-
CS Colloquium: Xia (Ben) Hu (Rice University) - Efficient LLM Serving via Lossy Computation
Wed, Apr 09, 2025 @ 10:00 AM - 11:00 AM
Thomas Lord Department of Computer Science
Conferences, Lectures, & Seminars
Speaker: Xia (Ben) Hu, Rice University
Talk Title: Efficient LLM Serving via Lossy Computation
Series: Computer Science Colloquium
Abstract: Large language models (LLMs) have exhibited human-like conversational abilities. Yet, scaling LLMs to longer contexts, such as extracting information from lengthy articles, one of the most fundamental tasks in healthcare applications, poses significant challenges. The primary issues are their inability to handle contexts beyond pre-training lengths and system constraints that make deployment difficult, as memory requirements for inference increase with context length. The key idea to overcome these challenges is that LLMs are extremely robust to noise from lossy computation, such as low-precision computation. Following this insight, we will discuss recent advancements in serving LLMs at scale, particularly in handling longer contexts. To address the algorithmic challenge, I will share our recent work on extending LLM context length to at least 8× longer by coarsening the positional information of distant tokens. To address the system challenge, I will discuss our recent efforts in quantizing the intermediate states of past tokens to 2-bit numbers, leading to a 8x memory efficiency and 3.5x wall-clock time speedup without harming performance.

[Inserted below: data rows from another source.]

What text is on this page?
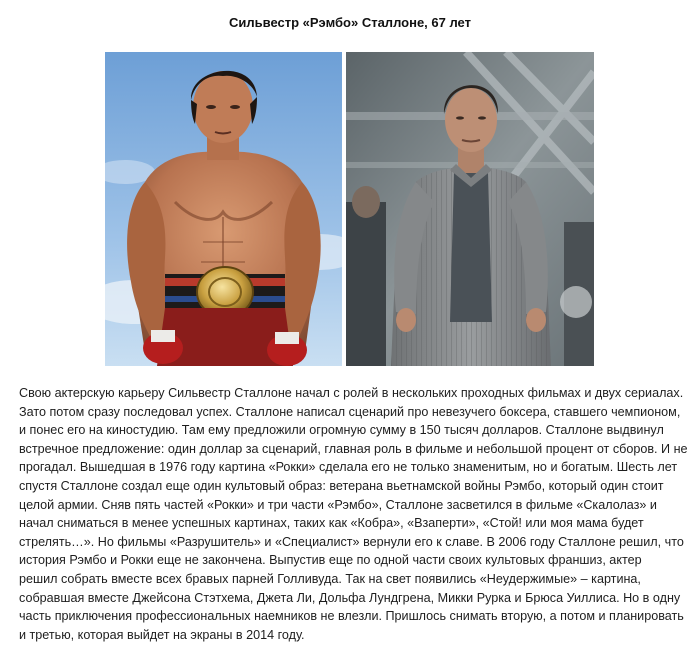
Сильвестр «Рэмбо» Сталлоне, 67 лет
Свою актерскую карьеру Сильвестр Сталлоне начал с ролей в нескольких проходных фильмах и двух сериалах.
Зато потом сразу последовал успех. Сталлоне написал сценарий про невезучего боксера, ставшего чемпионом,
и понес его на киностудию. Там ему предложили огромную сумму в 150 тысяч долларов. Сталлоне выдвинул
встречное предложение: один доллар за сценарий, главная роль в фильме и небольшой процент от сборов. И не
прогадал. Вышедшая в 1976 году картина «Рокки» сделала его не только знаменитым, но и богатым. Шесть лет
спустя Сталлоне создал еще один культовый образ: ветерана вьетнамской войны Рэмбо, который один стоит
целой армии. Сняв пять частей «Рокки» и три части «Рэмбо», Сталлоне засветился в фильме «Скалолаз» и
начал сниматься в менее успешных картинах, таких как «Кобра», «Взаперти», «Стой! или моя мама будет
стрелять…». Но фильмы «Разрушитель» и «Специалист» вернули его к славе. В 2006 году Сталлоне решил, что
история Рэмбо и Рокки еще не закончена. Выпустив еще по одной части своих культовых франшиз, актер
решил собрать вместе всех бравых парней Голливуда. Так на свет появились «Неудержимые» – картина,
собравшая вместе Джейсона Стэтхема, Джета Ли, Дольфа Лундгрена, Микки Рурка и Брюса Уиллиса. Но в одну
часть приключения профессиональных наемников не влезли. Пришлось снимать вторую, а потом и планировать
и третью, которая выйдет на экраны в 2014 году.
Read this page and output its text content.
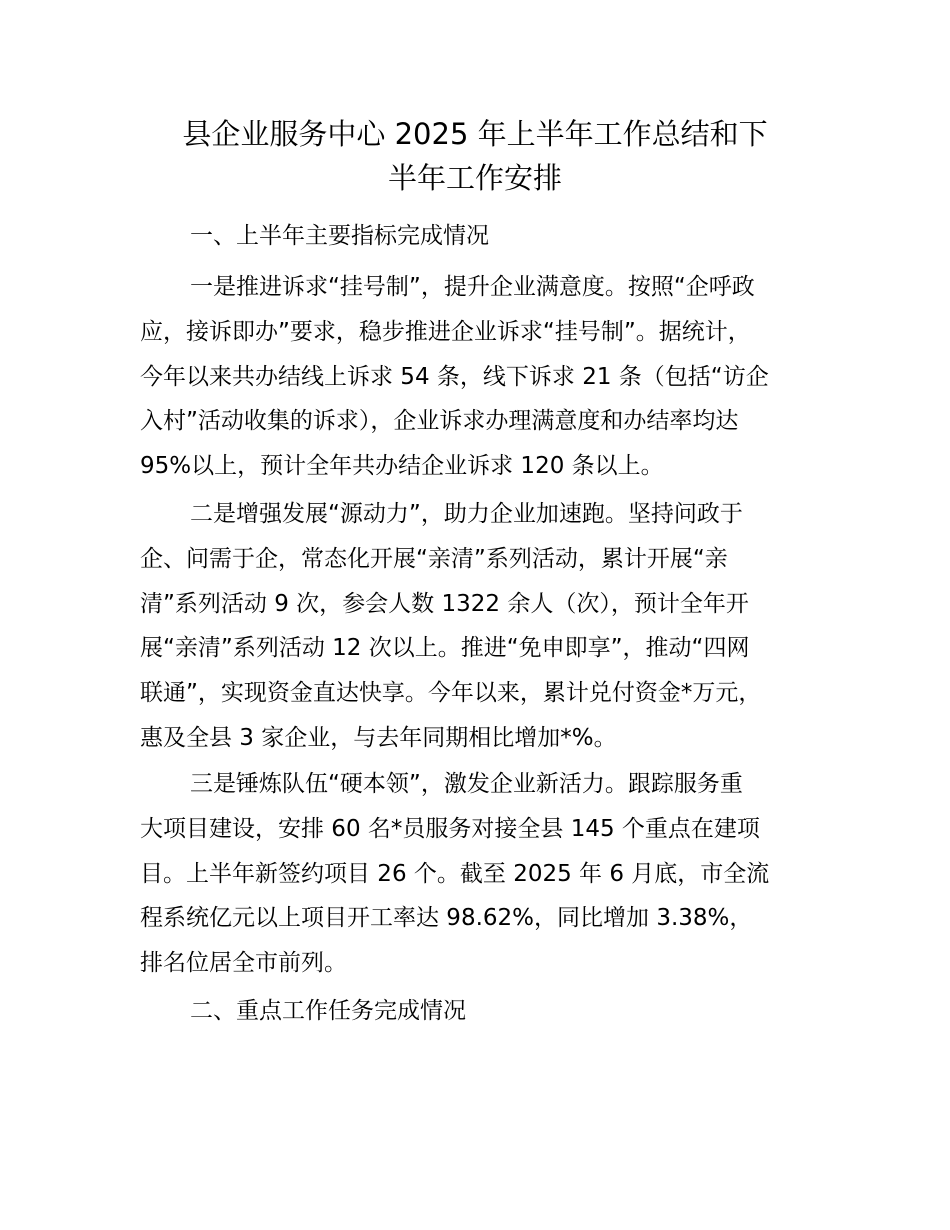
县企业服务中心 2025 年上半年工作总结和下
半年工作安排

一、上半年主要指标完成情况

一是推进诉求“挂号制”，提升企业满意度。按照“企呼政
应，接诉即办”要求，稳步推进企业诉求“挂号制”。据统计，
今年以来共办结线上诉求 54 条，线下诉求 21 条（包括“访企
入村”活动收集的诉求），企业诉求办理满意度和办结率均达
95%以上，预计全年共办结企业诉求 120 条以上。
二是增强发展“源动力”，助力企业加速跑。坚持问政于
企、问需于企，常态化开展“亲清”系列活动，累计开展“亲
清”系列活动 9 次，参会人数 1322 余人（次），预计全年开
展“亲清”系列活动 12 次以上。推进“免申即享”，推动“四网
联通”，实现资金直达快享。今年以来，累计兑付资金*万元，
惠及全县 3 家企业，与去年同期相比增加*%。
三是锤炼队伍“硬本领”，激发企业新活力。跟踪服务重
大项目建设，安排 60 名*员服务对接全县 145 个重点在建项
目。上半年新签约项目 26 个。截至 2025 年 6 月底，市全流
程系统亿元以上项目开工率达 98.62%，同比增加 3.38%，
排名位居全市前列。

二、重点工作任务完成情况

Finally, I will highlight our latest projects applying LLMs in healthcare, particularly how we utilize retrieval techniques for long contexts to mitigate the hallucination problem in healthcare chatbots. This lecture satisfies requirements for CSCI 591: Research Colloquium
Biography: Dr. Xia “Ben” Hu is an Associate Professor at Rice University in the Department of Computer Science. Dr. Hu has published over 200 papers in several major academic venues, including NeurIPS, ICLR, ICML, KDD, IJCAI, etc. An open-source package developed by his group, namely AutoKeras, has become the most used automated deep learning system on GitHub (with over 9,000 stars and 1,000 forks). Additionally, his work on LLM efficiency, deep collaborative filtering, anomaly detection, knowledge graphs, and fast interpretation has been incorporated into production systems at Hugging Face, TensorFlow, Apple, Bing, and Meta, respectively. His papers have received several Best Paper (Candidate) awards from venues such as ICML, WWW, WSDM, ICDM, AMIA, and INFORMS. He is the recipient of the NSF CAREER Award and the ACM SIGKDD Rising Star Award. His work has been cited more than 30,000 times with an h-index of 76. He served as General Co-Chair for WSDM 2020 and ICHI 2023, as well as Program Co-Chair for AIHC 2024 and CHASE 2025.
Host: Yan Liu
Location: Olin Hall of Engineering (OHE) - 132
Audiences: Everyone (USC) is invited
Contact: CS Faculty Affairs
This event is open to all eligible individuals. USC Viterbi operates all of its activities consistent with the University's Notice of Non-Discrimination. Eligibility is not determined based on race, sex, ethnicity, sexual orientation, or any other prohibited factor.